It all comes down to the power level and speed of your environment. Is it slow enough that you can afford to leave mana up for a bounce spell and then take part of a turn to re-deploy a card? Will you be punished for durdling around or do you have openings to loop value? Do you have decks that can use these bounce spells in other ways such as proactively removing blockers for better attacks?
You can definitely build out an environment where bouncing has its own place, just comes down to a matter of balancing the pieces around the strategy. You temper your actual removal a certain way (maybe at a higher cost), figure out what threats and payoffs can work with your suite of interaction, and you try to figure out the play patterns you'd like to promote. Like just think back to a set like Dominaria a few years back where in Limited
Icy Manipulator was still capable of putting in work and you'd often just wait to kick cards like
Ghitu Chronicler because you knew that you could get to 6 and recur that burn spell. There are more than enough cards that should help you accomplish this idea, you'll just have to clearly define where your cutoff will be for overall power level to make it viable.

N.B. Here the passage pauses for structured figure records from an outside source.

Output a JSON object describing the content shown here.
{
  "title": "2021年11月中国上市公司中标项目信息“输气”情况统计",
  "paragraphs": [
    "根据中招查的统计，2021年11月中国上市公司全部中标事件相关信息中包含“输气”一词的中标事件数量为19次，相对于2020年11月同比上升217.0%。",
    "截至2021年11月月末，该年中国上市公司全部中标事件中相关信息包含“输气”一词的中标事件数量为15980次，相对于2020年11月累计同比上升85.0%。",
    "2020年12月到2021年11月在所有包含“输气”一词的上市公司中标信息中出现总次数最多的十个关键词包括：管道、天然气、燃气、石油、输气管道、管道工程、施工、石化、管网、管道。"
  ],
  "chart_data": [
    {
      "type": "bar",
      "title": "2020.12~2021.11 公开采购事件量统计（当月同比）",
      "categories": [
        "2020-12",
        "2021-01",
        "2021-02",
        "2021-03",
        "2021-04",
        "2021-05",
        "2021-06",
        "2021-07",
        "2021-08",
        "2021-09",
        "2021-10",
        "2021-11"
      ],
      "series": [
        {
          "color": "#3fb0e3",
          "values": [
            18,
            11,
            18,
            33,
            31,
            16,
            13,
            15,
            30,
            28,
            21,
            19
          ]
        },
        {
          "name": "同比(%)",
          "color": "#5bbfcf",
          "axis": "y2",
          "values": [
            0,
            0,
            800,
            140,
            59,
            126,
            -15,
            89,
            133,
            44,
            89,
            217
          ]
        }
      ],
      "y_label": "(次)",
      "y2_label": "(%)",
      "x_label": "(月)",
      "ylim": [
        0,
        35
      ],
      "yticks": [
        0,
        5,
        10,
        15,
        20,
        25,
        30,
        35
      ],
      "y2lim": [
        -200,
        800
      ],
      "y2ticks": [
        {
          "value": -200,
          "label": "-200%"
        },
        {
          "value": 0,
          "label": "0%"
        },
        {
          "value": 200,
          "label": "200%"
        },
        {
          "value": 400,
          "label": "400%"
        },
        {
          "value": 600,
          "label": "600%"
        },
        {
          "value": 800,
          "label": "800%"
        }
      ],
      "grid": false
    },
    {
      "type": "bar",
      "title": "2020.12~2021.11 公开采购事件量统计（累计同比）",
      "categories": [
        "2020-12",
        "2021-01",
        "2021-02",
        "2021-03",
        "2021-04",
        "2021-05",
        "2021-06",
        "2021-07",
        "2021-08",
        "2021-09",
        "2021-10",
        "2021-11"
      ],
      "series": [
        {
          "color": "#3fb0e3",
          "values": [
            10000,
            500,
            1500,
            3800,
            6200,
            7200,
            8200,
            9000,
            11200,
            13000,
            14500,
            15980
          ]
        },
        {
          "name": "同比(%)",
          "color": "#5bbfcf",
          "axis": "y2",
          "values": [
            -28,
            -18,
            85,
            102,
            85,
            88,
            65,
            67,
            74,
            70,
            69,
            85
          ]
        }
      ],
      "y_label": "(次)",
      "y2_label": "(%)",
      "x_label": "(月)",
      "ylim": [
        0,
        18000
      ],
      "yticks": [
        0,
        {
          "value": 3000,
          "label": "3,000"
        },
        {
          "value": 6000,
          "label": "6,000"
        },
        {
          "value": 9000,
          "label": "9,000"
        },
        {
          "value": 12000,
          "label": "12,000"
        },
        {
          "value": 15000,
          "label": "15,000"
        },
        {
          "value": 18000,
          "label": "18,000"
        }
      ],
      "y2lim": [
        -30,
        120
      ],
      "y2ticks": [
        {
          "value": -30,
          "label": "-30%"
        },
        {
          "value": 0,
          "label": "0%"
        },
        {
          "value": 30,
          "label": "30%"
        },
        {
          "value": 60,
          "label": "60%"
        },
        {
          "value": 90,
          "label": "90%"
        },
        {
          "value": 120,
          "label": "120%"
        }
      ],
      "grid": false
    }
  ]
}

The main problem you'll run into in a higher powered cube is that at some point Wizards decided that they should just print a bunch of cards with ETBs and on-rate bodies rather than make them weaker to account for a stapled spell like they had for years. This has led to many pushed designs over the years pushing the bar of "playability" if people wanted to actively include newer cards, many cube designers feeling that they have to evaluate cards against the
Doom Blade just for any consideration, and the term "Baneslayer" almost becoming a derogatory for cards that don't immediately impact the game for you.
This is where you'll run into the biggest problem because so many of the coolest designs that interact with various cards and promote cross-pollination of archetypes just exist at a higher base power level than you might want.
Tireless Tracker is one of my favorite designs ever, it's a neat package that can do a little bit of everything while promoting fair Magic and on-board interactions, but I also know that it's too powerful for many designers to include if they have a particular power level in mind. I still remember how thoroughly I got stomped by it in an SOI draft where it just kicked ass in a U/G Clues deck. Having too many cards like this creates a kind of power barrier for entry for other cards so you have to be mindful of your density. However, I do think that having certain cards like this that can create spikes in gameplay are healthy for any given draft environment. It'll just be up to you where you want to draw the line because homogeneity is also something to avoid unless your synergistic archetypes are very very well defined.
TLDR; Definitely possible, gonna take a bit of elbow grease to make it a reality.